So, Gregory wants to know what movies you watch over and over. Which is actually a bit of a difficult question for me to answer, honestly, because I'm one of those types who will watch a movie a gazillion and one times and still never tire of it. Same with books. It's not that I'm not selective, just that I've been at this movie-watching and book-reading thing for a few years now 😉
To start with the movies:
- Labyrinth — I first discovered it during the impressionable teen years. 'Nuff said. Oh, okay. I love movies with a sense of whimsy about them. This qualifies. The final confrontation always gets my attention. That, and the masquerade inside the crystal ball.
- The Princess Bride — again, it's the whimsy. And the tongue-in-cheekness. The perfect moments are too many to mention
- Fight Club — for the mindfuck.
- Cypher — to be honest, this isn't the world's best movie. But there is something about it that catches me. I think it's Jeremy Northam's performance.
- Amelie — again, this owes a lot of its charm to whimsy. The lighthearted, slightly twisted perspective on reality just makes me happy. And that moment where Amelie turns to water with disappointment? Perfect.
There are more, but I'm going to stop there, because otherwise I'll just drag on and on and never finish this blog entry, and what use is that?
- Pride & Prejudice — for Lizzie. One of my favourite heroines. She's gutsy and articulate but not without flaws. And for Austen's narrative tone, which is always delightfully dry.
- The Mirror of Her Dreams / A Man Rides Through — for the world. Terisa is wonderfully but not irritatingly wan through much of the story.
- Dune — for the intricacy. And the scale of the story, beautifully combining the intimate focus on Paul with the wide focus on the Empire.
- The Real Story (but not the rest of the story) — for the structure of the story, and the way it plays with the villain/victim/hero roles. Which is the very reason I didn't like the following books, because they ignored (or underplayed) the ambiguity set up in the first book and took a more straightforward approach.
Again, there are others, but I'm getting too tired to keep typing. So, you know. You take what you can get, right?
What I will add, is that I remember having a discussion about the re-watching of movies and the re-reading of books.

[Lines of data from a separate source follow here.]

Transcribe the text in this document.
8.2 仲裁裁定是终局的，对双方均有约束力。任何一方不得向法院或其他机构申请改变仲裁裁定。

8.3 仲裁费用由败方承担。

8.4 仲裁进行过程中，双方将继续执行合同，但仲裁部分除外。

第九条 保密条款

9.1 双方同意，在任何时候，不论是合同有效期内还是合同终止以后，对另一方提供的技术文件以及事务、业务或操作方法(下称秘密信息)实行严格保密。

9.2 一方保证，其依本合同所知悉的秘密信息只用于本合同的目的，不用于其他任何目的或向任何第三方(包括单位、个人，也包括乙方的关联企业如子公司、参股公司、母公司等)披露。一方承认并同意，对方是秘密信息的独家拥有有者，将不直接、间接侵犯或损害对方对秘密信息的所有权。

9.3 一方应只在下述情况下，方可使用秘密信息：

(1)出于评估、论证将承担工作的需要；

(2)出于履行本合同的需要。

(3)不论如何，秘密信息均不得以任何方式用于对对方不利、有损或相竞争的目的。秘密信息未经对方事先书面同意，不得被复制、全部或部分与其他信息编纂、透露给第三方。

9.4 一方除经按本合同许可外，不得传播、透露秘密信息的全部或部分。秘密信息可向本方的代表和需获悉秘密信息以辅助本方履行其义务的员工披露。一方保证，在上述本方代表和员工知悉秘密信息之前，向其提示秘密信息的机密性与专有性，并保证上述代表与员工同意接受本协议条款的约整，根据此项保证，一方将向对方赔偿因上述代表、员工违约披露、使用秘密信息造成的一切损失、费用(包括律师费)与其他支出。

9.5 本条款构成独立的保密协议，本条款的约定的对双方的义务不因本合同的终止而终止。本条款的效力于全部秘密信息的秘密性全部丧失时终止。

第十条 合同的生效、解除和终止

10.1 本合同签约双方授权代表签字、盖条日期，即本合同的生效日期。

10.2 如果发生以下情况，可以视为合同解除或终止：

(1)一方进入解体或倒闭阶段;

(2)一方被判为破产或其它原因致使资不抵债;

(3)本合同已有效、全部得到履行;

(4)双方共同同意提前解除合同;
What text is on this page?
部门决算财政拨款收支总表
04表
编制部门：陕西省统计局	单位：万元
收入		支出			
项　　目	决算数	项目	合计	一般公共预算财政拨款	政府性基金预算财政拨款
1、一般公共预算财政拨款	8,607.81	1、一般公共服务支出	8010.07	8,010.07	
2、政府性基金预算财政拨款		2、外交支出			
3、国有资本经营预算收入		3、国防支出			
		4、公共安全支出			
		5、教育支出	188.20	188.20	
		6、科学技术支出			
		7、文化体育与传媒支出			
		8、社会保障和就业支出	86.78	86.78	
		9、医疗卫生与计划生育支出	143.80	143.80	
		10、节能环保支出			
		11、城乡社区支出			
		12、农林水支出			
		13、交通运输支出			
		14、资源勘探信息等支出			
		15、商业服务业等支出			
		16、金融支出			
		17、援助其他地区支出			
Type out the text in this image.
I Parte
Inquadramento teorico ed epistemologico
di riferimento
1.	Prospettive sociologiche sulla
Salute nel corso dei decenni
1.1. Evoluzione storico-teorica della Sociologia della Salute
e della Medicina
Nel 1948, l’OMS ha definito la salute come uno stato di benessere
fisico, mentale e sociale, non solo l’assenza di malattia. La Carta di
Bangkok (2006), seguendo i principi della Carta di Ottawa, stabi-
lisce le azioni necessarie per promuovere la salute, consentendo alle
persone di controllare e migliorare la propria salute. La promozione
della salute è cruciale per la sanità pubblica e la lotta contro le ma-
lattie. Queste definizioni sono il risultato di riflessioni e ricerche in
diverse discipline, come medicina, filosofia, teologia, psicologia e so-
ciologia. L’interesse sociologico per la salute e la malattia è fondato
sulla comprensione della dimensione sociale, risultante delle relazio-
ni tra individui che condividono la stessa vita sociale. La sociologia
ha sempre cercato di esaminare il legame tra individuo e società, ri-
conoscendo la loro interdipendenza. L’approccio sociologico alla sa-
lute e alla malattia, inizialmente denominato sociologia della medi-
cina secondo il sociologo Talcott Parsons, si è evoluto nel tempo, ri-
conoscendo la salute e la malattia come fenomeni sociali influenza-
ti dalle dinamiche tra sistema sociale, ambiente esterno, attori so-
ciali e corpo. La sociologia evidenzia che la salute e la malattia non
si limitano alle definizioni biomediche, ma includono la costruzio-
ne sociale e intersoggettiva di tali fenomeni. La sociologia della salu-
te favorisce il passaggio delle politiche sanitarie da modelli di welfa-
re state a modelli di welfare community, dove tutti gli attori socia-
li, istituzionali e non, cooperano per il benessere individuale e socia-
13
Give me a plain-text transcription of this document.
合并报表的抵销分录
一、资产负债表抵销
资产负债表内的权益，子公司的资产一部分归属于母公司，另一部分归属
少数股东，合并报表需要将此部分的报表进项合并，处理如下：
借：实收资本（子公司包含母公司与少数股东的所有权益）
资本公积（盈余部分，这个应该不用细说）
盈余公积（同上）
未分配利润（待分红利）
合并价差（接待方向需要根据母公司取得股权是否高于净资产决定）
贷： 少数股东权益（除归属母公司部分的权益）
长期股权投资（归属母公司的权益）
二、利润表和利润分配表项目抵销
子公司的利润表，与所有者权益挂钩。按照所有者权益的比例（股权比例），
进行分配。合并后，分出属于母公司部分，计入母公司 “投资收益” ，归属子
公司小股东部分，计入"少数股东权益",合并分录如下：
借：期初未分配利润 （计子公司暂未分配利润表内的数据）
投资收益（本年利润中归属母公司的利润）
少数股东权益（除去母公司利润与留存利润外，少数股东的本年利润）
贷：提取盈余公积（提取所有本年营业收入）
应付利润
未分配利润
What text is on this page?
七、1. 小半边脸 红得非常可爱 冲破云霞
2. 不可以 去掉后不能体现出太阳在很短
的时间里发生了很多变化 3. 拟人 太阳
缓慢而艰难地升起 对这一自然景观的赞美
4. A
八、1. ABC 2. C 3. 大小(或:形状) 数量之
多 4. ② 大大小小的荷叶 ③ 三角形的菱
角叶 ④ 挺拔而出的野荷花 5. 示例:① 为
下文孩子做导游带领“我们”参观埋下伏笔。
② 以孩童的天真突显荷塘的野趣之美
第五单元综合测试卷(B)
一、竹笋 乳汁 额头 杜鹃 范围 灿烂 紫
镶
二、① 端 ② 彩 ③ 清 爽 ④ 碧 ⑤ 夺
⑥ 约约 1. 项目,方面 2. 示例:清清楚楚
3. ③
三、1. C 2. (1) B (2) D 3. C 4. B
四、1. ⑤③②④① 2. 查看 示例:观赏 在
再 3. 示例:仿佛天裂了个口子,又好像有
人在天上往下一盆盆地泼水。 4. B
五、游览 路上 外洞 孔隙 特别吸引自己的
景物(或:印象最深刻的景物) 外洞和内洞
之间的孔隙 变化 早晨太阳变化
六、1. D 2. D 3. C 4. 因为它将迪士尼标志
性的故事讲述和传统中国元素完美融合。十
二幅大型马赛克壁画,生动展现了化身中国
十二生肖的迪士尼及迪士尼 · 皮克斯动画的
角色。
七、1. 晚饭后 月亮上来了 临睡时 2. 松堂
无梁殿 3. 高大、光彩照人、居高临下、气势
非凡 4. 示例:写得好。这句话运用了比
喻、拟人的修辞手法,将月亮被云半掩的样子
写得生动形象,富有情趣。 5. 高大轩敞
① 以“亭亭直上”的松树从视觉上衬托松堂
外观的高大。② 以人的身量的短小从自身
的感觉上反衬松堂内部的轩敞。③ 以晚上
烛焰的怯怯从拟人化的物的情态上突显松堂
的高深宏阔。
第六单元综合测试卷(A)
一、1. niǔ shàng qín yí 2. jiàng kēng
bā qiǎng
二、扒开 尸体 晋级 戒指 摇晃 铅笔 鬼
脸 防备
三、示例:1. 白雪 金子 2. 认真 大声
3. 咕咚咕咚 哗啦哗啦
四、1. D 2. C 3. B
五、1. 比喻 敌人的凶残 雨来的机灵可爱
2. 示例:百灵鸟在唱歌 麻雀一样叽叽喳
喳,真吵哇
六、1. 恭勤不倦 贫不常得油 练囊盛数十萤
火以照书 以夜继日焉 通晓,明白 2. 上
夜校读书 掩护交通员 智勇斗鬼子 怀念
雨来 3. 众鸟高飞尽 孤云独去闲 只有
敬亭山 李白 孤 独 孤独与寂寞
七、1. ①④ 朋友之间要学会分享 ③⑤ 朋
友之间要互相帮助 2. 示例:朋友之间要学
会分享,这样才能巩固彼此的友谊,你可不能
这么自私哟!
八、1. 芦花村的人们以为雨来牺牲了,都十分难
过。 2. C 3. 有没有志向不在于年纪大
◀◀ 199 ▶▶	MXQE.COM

My colleague (male) attributed the impulse to women: women were more inclined to watch a movie again than men. (I think it's too broad a generality to be of any use, myself, but whatever.) He was most interested in why you would want to watch again a movie that was traumatic: why, for example, watch Moulin Rouge again if you know you're going to cry when you watch it? Why do that to yourself?
I could only shrug. Crying can be cathartic, of course. But, too, I think it has to do with savouring an experience, tasting it again and again. I love re-reading and re-watching because each time I dip back into that world I discover a new layer: nuances I hadn't noticed before, which deepen the experience. The first time is always more emotional; the later times I have the luxury of foreknowledge, and I can apply a more intellectual appreciation.